Nas profundezas do oceano, um caranguejo coberto por cerdas faz algo que parece agricultura: cultiva bactérias no próprio corpo e depois as utiliza como alimento. É o caranguejo-yeti, nome dado a crustáceos do gênero Kiwa, encontrados em ambientes extremos onde a luz solar não chega e conseguir comida exige estratégias bastante incomuns.
Como o caranguejo-yeti cultiva seu próprio alimento?

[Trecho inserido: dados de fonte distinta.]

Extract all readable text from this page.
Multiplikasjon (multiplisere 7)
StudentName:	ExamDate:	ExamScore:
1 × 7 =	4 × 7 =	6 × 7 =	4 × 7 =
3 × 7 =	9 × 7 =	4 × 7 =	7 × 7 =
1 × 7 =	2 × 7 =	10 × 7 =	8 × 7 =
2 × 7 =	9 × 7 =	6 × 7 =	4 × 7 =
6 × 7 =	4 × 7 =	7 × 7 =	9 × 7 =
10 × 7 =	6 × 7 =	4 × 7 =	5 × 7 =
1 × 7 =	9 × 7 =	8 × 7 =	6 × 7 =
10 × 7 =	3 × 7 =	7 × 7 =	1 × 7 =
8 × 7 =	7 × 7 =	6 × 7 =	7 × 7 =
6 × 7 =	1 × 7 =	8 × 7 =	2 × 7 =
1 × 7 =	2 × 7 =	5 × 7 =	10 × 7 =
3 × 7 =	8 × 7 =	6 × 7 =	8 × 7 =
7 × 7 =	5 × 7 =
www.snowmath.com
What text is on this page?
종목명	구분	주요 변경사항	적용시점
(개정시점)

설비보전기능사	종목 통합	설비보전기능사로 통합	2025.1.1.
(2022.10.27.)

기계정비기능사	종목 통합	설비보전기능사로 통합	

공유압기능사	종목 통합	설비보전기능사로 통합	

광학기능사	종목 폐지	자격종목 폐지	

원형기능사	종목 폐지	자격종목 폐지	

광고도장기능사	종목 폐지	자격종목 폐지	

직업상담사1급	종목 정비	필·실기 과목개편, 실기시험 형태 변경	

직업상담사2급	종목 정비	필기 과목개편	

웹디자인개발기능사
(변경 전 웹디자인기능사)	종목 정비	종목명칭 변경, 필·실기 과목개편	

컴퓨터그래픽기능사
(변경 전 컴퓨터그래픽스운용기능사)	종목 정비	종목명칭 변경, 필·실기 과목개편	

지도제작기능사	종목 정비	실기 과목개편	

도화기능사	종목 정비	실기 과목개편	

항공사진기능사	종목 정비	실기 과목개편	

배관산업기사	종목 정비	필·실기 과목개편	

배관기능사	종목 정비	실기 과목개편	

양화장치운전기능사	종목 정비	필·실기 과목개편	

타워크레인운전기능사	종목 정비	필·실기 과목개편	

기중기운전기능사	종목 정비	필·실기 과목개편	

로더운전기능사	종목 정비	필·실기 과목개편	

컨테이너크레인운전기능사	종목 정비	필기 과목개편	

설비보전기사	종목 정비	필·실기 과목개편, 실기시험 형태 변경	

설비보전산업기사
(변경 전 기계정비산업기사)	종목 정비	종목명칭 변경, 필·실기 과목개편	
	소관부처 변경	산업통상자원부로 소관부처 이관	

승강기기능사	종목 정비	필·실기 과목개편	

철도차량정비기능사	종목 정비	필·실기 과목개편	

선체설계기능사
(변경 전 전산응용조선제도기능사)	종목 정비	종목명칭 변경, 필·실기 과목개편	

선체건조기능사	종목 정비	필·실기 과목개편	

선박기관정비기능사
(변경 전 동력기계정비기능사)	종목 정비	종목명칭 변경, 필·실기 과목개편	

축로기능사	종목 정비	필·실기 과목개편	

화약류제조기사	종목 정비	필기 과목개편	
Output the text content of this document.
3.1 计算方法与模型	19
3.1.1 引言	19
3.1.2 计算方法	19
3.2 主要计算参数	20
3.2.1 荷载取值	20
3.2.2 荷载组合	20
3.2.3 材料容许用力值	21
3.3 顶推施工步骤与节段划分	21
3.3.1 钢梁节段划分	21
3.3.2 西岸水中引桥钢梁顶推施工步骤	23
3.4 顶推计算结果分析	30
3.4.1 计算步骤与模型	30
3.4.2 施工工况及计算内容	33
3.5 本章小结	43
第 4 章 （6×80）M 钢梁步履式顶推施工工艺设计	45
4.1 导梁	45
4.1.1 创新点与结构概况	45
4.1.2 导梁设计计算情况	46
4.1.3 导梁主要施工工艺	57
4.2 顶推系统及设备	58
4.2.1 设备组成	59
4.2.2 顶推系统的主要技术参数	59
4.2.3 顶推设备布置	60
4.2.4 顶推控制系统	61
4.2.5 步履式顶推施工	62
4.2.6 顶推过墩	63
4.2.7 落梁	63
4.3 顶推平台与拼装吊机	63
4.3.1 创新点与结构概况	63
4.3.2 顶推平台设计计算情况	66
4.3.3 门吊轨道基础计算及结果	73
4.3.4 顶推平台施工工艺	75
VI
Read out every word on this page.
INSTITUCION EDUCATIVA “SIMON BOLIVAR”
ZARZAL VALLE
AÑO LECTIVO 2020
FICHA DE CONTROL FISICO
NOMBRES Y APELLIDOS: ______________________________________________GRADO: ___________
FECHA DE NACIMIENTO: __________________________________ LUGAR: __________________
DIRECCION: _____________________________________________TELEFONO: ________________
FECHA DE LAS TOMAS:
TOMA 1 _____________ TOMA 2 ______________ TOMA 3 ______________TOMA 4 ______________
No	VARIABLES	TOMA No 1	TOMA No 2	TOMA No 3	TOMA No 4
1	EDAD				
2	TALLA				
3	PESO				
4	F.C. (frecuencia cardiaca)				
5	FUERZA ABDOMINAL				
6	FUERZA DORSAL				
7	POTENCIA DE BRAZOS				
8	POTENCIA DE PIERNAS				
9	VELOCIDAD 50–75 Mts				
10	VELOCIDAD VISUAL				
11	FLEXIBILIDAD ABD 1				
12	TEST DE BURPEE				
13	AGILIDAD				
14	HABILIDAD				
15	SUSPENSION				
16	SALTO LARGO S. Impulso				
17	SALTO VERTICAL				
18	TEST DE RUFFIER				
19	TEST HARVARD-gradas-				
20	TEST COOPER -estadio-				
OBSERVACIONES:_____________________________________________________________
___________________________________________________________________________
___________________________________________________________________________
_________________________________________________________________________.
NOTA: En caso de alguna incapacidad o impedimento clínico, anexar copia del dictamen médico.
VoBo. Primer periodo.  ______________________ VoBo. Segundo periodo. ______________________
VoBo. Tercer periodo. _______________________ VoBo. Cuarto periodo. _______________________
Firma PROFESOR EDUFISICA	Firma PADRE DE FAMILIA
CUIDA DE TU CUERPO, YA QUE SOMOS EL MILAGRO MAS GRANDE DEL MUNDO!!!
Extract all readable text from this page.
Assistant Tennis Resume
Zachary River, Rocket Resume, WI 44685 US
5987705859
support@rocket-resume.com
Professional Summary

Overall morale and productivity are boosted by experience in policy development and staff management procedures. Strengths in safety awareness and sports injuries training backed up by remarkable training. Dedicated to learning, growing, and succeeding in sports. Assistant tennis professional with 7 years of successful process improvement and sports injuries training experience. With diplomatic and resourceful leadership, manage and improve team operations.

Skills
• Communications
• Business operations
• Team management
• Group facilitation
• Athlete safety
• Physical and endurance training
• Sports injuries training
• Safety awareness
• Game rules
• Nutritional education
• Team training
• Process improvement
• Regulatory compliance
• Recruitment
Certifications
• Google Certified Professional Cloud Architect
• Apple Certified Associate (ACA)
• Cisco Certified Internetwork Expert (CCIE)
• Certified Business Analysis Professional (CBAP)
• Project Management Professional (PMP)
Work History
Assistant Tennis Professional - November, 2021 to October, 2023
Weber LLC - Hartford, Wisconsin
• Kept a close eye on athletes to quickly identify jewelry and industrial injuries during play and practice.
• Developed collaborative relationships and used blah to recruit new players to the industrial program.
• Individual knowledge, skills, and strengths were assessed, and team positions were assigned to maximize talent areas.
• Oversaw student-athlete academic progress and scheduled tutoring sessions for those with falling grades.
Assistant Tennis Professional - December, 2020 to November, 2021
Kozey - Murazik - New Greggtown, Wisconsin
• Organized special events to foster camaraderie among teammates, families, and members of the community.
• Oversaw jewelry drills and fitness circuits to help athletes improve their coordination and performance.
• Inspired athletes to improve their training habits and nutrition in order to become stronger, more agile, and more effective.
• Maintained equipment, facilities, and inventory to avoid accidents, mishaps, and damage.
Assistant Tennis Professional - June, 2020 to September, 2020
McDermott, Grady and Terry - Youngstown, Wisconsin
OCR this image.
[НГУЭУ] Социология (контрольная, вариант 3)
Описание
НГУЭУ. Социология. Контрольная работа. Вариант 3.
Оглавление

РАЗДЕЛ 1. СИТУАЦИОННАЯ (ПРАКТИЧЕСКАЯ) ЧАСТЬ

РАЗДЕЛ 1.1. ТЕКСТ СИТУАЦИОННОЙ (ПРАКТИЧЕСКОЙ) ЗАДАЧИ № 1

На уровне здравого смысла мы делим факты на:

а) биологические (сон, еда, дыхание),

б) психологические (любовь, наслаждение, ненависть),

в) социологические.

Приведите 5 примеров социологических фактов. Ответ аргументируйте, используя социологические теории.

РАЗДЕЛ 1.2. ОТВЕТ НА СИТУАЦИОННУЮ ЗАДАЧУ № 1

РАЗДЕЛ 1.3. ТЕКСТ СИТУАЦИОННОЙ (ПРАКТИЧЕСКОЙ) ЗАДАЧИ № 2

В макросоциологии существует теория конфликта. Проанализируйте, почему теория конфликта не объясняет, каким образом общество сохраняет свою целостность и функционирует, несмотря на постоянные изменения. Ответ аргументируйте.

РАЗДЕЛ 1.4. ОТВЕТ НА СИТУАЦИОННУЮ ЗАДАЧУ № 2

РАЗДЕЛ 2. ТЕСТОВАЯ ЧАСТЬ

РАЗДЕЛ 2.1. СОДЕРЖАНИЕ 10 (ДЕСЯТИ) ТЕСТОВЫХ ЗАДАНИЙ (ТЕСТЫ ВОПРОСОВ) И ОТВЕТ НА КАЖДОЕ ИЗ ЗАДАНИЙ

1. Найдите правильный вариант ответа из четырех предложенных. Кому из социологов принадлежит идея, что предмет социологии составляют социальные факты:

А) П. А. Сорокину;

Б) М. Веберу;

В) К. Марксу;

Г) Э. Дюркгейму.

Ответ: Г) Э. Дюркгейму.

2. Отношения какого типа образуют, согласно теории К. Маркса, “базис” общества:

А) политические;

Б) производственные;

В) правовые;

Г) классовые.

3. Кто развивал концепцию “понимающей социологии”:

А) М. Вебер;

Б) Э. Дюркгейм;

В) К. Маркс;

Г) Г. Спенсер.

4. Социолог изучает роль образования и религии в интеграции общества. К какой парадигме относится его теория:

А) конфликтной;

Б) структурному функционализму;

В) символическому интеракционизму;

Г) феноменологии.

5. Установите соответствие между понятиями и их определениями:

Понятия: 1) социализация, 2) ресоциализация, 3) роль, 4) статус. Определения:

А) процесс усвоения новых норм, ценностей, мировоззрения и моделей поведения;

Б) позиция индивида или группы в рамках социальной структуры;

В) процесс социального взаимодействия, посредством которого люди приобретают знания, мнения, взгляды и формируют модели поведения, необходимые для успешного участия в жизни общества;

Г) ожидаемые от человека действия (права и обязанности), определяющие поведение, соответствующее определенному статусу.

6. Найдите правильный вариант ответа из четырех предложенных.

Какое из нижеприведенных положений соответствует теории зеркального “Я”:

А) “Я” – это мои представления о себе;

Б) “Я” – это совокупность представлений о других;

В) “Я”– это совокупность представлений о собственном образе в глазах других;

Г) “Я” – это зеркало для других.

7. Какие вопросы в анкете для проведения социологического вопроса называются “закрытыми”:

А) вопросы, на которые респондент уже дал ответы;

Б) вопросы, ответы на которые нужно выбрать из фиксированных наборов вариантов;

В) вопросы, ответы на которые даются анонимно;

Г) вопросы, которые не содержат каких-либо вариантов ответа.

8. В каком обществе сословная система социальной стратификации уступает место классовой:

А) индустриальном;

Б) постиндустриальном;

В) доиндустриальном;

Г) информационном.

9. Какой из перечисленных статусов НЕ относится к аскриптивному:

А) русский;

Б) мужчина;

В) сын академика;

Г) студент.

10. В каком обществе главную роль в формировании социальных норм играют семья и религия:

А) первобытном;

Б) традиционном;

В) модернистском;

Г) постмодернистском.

As patas e outras regiões do corpo desses animais possuem numerosas cerdas, chamadas setas, onde comunidades de bactérias conseguem crescer. Algumas dessas bactérias usam compostos químicos disponíveis em fontes hidrotermais ou vazamentos frios no fundo do mar para produzir energia, sem depender diretamente da luz solar.
Um estudo publicado em 2011 na revista PLoS ONE mostrou que a espécie Kiwa puravida obtém grande parte de sua alimentação dessas bactérias. Os pesquisadores observaram que o crustáceo favorece seu crescimento nas cerdas das grandes patas dianteiras e depois consegue removê-las para se alimentar.

Por que ele fica balançando os braços na água?
Uma das cenas mais curiosas observadas pelos cientistas é o movimento repetitivo das patas do Kiwa puravida. O animal parece movimentá-las sobre regiões onde substâncias químicas escapam do fundo oceânico, aumentando a exposição das bactérias aos compostos necessários para seu metabolismo.
- As cerdas do corpo oferecem uma superfície onde grandes comunidades de bactérias conseguem crescer.
- Os movimentos das patas ajudam a colocar esses microrganismos em contato com substâncias presentes na água.
- As bactérias transformam compostos químicos em energia em ambientes onde não existe luz solar.
- O próprio caranguejo pode raspar essas bactérias e aproveitá-las como fonte de alimento.
É justamente esse comportamento que levou os pesquisadores a comparar o processo a uma espécie de cultivo. O caranguejo não planta nada, claro, mas mantém condições favoráveis para que seu alimento cresça no próprio corpo. Para um animal das profundezas, carregar uma “fazenda” consigo pode ser uma enorme vantagem.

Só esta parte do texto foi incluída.